Cemal Nar

Cemal Nar

O Herşeyi İşitirken?

O Herşeyi İşitirken?

- Hz. Âişe “Her konuşmayı ve her sesi işiten Allah Teâlâ’ya hamd u senâlar olsun” dedikten sonra şöyle anlatıyor: Bir gün kadının biri gelerek Hz. Peygamber’e bir şeyler söyledi ve sonra konuşmaya başladılar. Ben o sırada odanın uzakça bir köşesinde bulunduğumdan ne konuştuklarını işitemedim. Ama daha sonra Allah Teâlâ

 

“(Ey Rasûlüm!) Kocası hakkında seninle tartışan ve Allah’a şikayette bulunan o kadının sözünü Allah işitmiştir. Allah ikinizin de konuşmasını işitir; zira Allah işiten ve görendi.” ( Mücadele, 58/1) âyet-i kerîmesini indirdi.[1] (İbn Kesir, Tefsir IV/318 (İmam Ahmed’den. Ayrıca Buhari’nin de Kitabu’t-Tevhid’de rivayet ettiği kaydedilir); Beyhaki, el-Esmâ’ ve’s-Sıfât s. 136.)

 

 

Aynı konuda şu farklılık da ifade edilmiştir:: “Âişe vâlidemiz şöyle anlatıyor: “Her sesi ve her konuşmayı işiten Allah Teâlâ ne yücedir. Bir gün Havle binti Sa’lebe gelerek Hz. Peygamber’le konuşmaya başladı. Onların konuşmalarının ancak bir bölümünü işitebildim. Duyduğum kadarıyla Havle kocasını şikayet ederek şöyle diyordu:

 

“Ey Allah’ın Rasûlü! Kocam malımı yedi, gençliğimi mahvetti. Ona birçok çocuk doğurdum. Yaşım ilerleyip de çocuk yapamaz hale geldiğimde o beni boşadı. Ey Allah’ım! Ben derdimi sana şikâyet ediyorum!” Havle, Cebrail (a.s.) Mücâdele Sûresi’nin birinci âyet-i kerimesi olan “(Ey Rasûlüm!) Kocası hakkında seninle tartışan ve Allah’a şikayette bulunan o kadının sözünü Allah işitmiştir...” âyetini indirinceye kadar bu şekilde konuşmaya devam etti. Onun kocası Evs b. es-Sâmit idi.[2] (İbn Kesir, Tefsir IV/318 (İbn Ebî Hâtim’den)

 

İşte bu! Az ötede Aişe annemiz duymuyor, ya da yarım yamalak duyuyor, ama göklerin ötesinden, daha da öte, hatta ötelerin ötesinden Allah duyuyor. Evet, her şeyi anında duyuyor ve değerlendiriyor. Yani çözümü, çareyi Cebrail’e (a.s) söylüyor ve o da anında Sevgili Peygamberimize (sav) ulaştırıyor. Yaralı kadının derdine derman olunuyor.

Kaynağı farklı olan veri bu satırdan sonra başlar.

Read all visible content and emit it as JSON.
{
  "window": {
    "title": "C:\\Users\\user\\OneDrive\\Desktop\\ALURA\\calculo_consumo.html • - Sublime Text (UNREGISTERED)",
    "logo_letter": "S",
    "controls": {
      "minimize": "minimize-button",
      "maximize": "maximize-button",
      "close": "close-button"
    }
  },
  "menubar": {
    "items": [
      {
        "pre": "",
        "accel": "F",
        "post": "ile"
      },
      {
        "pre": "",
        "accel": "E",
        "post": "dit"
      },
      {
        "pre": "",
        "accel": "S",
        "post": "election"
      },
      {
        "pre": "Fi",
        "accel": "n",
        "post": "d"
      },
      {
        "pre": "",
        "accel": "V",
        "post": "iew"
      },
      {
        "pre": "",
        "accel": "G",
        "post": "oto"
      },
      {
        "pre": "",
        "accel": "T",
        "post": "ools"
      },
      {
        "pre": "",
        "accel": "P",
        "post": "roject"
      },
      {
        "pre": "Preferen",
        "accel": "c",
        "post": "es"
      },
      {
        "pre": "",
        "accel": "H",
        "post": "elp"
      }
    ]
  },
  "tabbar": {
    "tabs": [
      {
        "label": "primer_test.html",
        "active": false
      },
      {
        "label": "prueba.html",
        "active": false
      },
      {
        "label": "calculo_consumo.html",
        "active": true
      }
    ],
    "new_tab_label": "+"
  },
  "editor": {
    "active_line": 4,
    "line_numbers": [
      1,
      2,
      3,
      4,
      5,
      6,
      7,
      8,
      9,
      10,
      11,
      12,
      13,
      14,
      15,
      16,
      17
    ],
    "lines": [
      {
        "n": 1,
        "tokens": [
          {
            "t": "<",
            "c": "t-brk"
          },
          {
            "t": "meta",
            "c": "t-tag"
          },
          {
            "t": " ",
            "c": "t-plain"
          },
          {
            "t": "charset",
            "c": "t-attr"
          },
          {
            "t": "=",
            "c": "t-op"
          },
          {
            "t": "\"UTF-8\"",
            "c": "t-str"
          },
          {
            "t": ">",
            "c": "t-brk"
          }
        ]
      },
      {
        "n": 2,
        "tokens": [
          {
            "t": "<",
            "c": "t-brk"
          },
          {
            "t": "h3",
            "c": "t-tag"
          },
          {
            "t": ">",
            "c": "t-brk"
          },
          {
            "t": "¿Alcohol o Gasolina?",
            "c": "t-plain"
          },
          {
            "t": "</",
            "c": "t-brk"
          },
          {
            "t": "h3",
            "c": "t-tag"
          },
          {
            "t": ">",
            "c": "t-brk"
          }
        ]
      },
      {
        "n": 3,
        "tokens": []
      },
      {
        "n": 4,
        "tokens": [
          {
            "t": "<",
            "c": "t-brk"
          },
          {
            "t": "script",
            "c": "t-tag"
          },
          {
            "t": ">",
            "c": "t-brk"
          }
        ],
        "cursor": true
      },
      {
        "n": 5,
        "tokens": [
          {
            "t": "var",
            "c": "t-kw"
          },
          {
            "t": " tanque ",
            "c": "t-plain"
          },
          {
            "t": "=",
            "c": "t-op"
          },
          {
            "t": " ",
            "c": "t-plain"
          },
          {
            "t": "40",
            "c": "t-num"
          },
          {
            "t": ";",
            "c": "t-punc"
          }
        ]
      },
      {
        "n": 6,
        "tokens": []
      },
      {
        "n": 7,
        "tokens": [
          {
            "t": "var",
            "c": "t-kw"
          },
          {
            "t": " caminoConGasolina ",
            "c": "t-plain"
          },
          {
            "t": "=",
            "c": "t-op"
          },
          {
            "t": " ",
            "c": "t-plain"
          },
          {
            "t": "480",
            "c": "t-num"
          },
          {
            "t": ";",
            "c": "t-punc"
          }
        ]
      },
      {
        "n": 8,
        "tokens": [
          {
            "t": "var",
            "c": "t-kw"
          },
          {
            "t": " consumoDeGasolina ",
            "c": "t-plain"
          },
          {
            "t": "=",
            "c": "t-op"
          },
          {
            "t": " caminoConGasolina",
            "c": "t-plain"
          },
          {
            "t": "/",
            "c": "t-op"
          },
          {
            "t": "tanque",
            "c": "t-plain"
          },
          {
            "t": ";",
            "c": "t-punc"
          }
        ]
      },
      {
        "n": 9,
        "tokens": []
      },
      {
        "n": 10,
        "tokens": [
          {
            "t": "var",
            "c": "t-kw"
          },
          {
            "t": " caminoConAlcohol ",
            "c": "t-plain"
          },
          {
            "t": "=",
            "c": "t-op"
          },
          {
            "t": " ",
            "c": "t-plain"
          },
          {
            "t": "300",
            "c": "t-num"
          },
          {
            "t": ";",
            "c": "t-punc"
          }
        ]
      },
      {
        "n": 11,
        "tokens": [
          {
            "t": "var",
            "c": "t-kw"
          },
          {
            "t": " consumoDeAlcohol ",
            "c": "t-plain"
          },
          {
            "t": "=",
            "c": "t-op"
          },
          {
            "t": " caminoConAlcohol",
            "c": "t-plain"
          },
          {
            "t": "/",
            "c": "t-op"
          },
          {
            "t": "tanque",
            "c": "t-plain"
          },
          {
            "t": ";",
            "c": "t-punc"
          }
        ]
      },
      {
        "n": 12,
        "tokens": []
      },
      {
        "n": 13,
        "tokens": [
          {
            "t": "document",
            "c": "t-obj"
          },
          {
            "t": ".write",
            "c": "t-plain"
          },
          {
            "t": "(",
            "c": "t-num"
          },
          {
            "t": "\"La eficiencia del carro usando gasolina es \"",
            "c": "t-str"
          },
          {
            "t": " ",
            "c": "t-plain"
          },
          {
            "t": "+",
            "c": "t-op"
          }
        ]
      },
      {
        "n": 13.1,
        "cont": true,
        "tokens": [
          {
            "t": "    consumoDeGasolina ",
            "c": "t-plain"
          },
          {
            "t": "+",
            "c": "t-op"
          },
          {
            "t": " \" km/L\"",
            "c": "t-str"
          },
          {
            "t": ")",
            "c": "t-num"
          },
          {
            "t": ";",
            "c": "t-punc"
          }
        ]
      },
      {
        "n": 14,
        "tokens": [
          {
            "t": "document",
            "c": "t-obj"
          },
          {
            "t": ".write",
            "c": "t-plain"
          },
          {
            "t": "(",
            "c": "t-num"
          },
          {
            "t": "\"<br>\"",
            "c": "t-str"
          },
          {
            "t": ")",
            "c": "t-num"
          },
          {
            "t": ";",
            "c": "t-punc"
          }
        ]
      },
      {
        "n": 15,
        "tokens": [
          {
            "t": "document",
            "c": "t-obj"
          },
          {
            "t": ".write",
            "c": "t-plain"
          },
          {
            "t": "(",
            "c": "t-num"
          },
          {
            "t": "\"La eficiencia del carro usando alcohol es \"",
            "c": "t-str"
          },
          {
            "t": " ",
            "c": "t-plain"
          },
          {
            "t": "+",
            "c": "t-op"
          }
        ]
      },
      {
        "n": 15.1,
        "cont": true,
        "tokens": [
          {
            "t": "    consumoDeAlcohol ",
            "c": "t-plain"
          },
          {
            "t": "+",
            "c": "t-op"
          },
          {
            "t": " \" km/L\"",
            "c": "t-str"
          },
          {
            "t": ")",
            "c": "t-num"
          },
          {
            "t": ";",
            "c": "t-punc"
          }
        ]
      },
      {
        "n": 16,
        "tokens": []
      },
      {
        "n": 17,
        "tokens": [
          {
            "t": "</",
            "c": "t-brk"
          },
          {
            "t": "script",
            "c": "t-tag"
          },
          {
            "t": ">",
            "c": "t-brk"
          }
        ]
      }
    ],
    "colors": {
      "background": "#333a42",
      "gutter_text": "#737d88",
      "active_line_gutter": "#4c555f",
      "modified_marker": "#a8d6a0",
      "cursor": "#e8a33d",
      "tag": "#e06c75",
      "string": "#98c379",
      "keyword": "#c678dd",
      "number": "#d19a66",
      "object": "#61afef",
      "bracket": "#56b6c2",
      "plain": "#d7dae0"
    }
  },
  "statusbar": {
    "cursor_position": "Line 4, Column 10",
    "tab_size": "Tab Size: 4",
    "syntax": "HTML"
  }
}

İşte buna iman farz, Allah Tealanın bazı şeyleri duymadığına, duymamasına inanmak küfürdür.

 

Ey insan, yanında olup da sözlerini işiten, yüz yüze konuştuğun insan hakkında durup dururken kötü ve çirkin konuşmazsın. Eğer o insan uzakta ise, yanında lafı götürecek ve bu yüzden seni utandıracak, yüzünü kızartacak sözü gıyabında yine konuşmazsın, “ne olur ne olmaz” diyerek ihtiyatlı davranırsın. Bu lafı hiç duymayacağını kesin bilsen bile, akıllı ve sorumlu bir insan isen, yine konuşmazsın. Çünkü bu sözü işitenler ve kayda geçirenler var. Bunun bir hesabı var.

 

Peki, ya Allah? Allah için gıyap var mıdır? Sana şah damarından daha yakın, sana kalbinden, aklından, ruhundan, canından daha yakın olan Rabbin için gaybubet var mıdır? Seni işitmemesi, görmemesi diye bir vaziyet var mıdır? “Yok” diyorsan,  O’nun duymasını istemediğin, duymasından mahcup olarak yüzün kızaracağı kelimeleri nasıl konuşursun, duyduğunu, hatta gördüğünü bile bile?

 

Bunun altında yatan nedir?

 

“Uzakta olanı duymaz” diyorsan, işte anlatılan olay, işte duyuyor. İşte yüzlerce ayet, binlerce hadis var bu konuda! İşte bir örnek: “Sözünüzü ister içinizde gizleyin, ister açığa vurun, hepsi birdir. Zira Allah gönüllerin künhünü bile bilir.”[3] (Mülk 13.)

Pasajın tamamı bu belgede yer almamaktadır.